Riconoscimento facciale
Alcuni device (es: l’ultimo smartphone presentato da Samsung) hanno riproposto l’autenticazione facciale in ambito consumer, con risultati discreti ma non ancora all’altezza dei più alti standard di sicurezza. Ritornando un attimo al settore bancario, istituti come Lloyds Banking Group hanno iniziato a sperimentare invece la tecnologia Windows Hello, grazie alla quale i tester sono in grado di accedere ai servizi online (banca multicanale) mediante identificazione del volto via webcam.
A prova di hacker?
Una delle condizioni necessarie a mandare in pensione le “vecchie” password è quella di dimostrarne la minore efficacia rispetto alle soluzioni più recenti.

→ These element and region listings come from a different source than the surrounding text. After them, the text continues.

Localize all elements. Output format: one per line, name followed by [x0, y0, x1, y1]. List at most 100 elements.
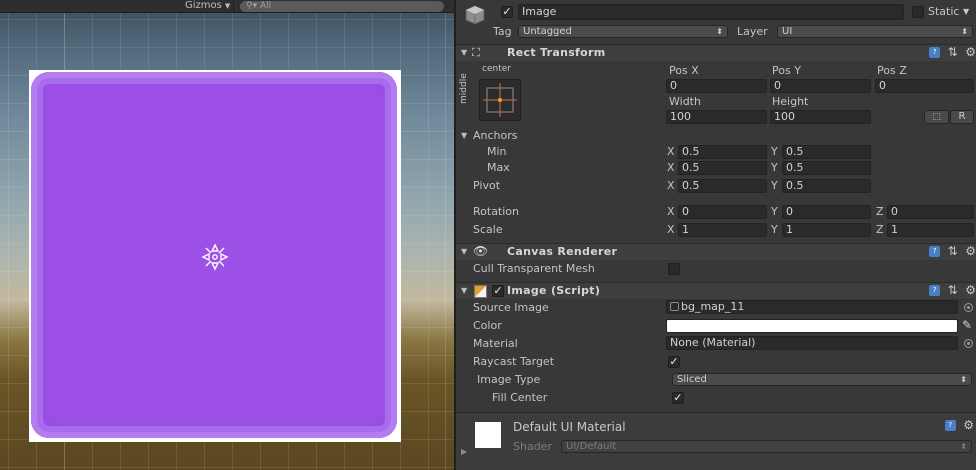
- chevron-updown-icon: ⬍: [716, 27, 723, 36]
- y-axis-label: Y: [771, 223, 778, 236]
- object-picker-icon[interactable]: [964, 339, 973, 348]
- y-axis-label: Y: [771, 179, 778, 192]
- eyedropper-icon[interactable]: ✎: [962, 318, 972, 332]
- height-field[interactable]: 100: [770, 110, 871, 124]
- raycast-target-label: Raycast Target: [473, 355, 555, 368]
- scale-y-field[interactable]: 1: [782, 223, 871, 237]
- gear-icon[interactable]: ⚙: [965, 284, 976, 296]
- y-axis-label: Y: [771, 161, 778, 174]
- pivot-handle-icon[interactable]: [201, 243, 229, 271]
- scene-guide-line: [445, 13, 446, 470]
- source-image-label: Source Image: [473, 301, 549, 314]
- image-enabled-checkbox[interactable]: ✓: [492, 285, 504, 297]
- blueprint-mode-button[interactable]: ⬚: [924, 110, 949, 124]
- width-field[interactable]: 100: [666, 110, 767, 124]
- x-axis-label: X: [667, 179, 675, 192]
- cull-transparent-mesh-label: Cull Transparent Mesh: [473, 262, 595, 275]
- z-axis-label: Z: [876, 223, 884, 236]
- pos-y-label: Pos Y: [772, 64, 801, 77]
- source-image-field[interactable]: bg_map_11: [666, 300, 958, 314]
- shader-value: UI/Default: [566, 441, 617, 452]
- rect-transform-title: Rect Transform: [507, 46, 606, 59]
- rotation-label: Rotation: [473, 205, 520, 218]
- x-axis-label: X: [667, 161, 675, 174]
- layer-value: UI: [782, 26, 793, 37]
- anchor-presets-button[interactable]: [479, 79, 521, 121]
- help-book-icon[interactable]: ?: [944, 420, 956, 431]
- min-label: Min: [487, 145, 507, 158]
- help-book-icon[interactable]: ?: [929, 246, 941, 257]
- fill-center-checkbox[interactable]: ✓: [672, 392, 684, 404]
- anchor-max-x-field[interactable]: 0.5: [678, 161, 767, 175]
- pivot-y-field[interactable]: 0.5: [782, 179, 871, 193]
- eye-icon: 👁: [473, 244, 489, 258]
- pos-y-field[interactable]: 0: [770, 79, 871, 93]
- inspector-panel: ✓ Image Static ▼ Tag Untagged ⬍ Layer UI ⬍…: [454, 0, 976, 470]
- chevron-updown-icon: ⬍: [961, 27, 968, 36]
- y-axis-label: Y: [771, 205, 778, 218]
- object-name-field[interactable]: Image: [518, 4, 904, 20]
- pos-z-field[interactable]: 0: [875, 79, 974, 93]
- preset-sliders-icon[interactable]: ⇅: [948, 284, 958, 296]
- material-thumbnail: [475, 422, 501, 448]
- anchor-preset-icon: [483, 83, 517, 117]
- gear-icon[interactable]: ⚙: [965, 245, 976, 257]
- foldout-arrow-icon[interactable]: ▼: [461, 247, 467, 256]
- foldout-arrow-icon[interactable]: ▶: [461, 447, 467, 456]
- material-header-icons: ? ⚙: [941, 419, 974, 432]
- canvas-renderer-header[interactable]: ▼ 👁 Canvas Renderer ? ⇅ ⚙: [456, 243, 976, 260]
- scale-x-field[interactable]: 1: [678, 223, 767, 237]
- scene-view[interactable]: Gizmos ▼ ⚲▾ All: [0, 0, 454, 470]
- foldout-arrow-icon[interactable]: ▼: [461, 48, 467, 57]
- rotation-y-field[interactable]: 0: [782, 205, 871, 219]
- canvas-renderer-title: Canvas Renderer: [507, 245, 618, 258]
- gear-icon[interactable]: ⚙: [963, 419, 974, 431]
- pos-z-label: Pos Z: [877, 64, 907, 77]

Due delle tre alternative menzionate sono state criticate da addetti ai lavori ed esperti di sicurezza informatica.
Per quanto riguarda il riconoscimento vocale, il supporto di IA e software appositi potrebbe consentire a malintenzionati di copiare la voce dell’obiettivo designato. Non si tratta solo di speculazioni: tre ricercatori della startup Montreal AI hanno rilasciato ad esempio alcuni demo audio elaborati dal loro software Lyrebird che è riuscito ad imitare le voci di famosi personaggi statunitensi come Trump ed Obama. L’unico “limite” del software è la necessità di ascoltare per almeno 60 secondi la voce da copiare, niente di complicato per eventuali malintenzionati.
Una problematica simile può riguardare anche l’autenticazione via riconoscimento facciale: un volto può essere riprodotto fedelmente da un software e mostrato all’obiettivo della telecamera incaricata di verificarne l’autenticità. Il sensore dell’ultimo top di gamma Samsung è stato ad esempio raggirato da una semplice fotografia inquadrata dalla smartphone. Microsoft assicura invece che Hello offre un elevato grado di affidabilità: i raggi infrarossi utilizzati durante la procedura d’identificazione sono infatti in grado di “ricostruire” fedelmente il volto di una persona.
“Il nostro obiettivo è quello di eliminare per sempre le password. […] In futuro, guardando indietro a questo periodo, ci metteremo a ridere pensando al fatto che dovessimo creare dei codici di 10 caratteri con maiuscole e minuscole, numeri, e caratteri speciali così come al giorno d’oggi i giovani trovano divertente l’idea [che in passato] si comprassero album su supporto fisico” ha affermato il vice presidente della sezione product management Yahoo! Sarà veramente così?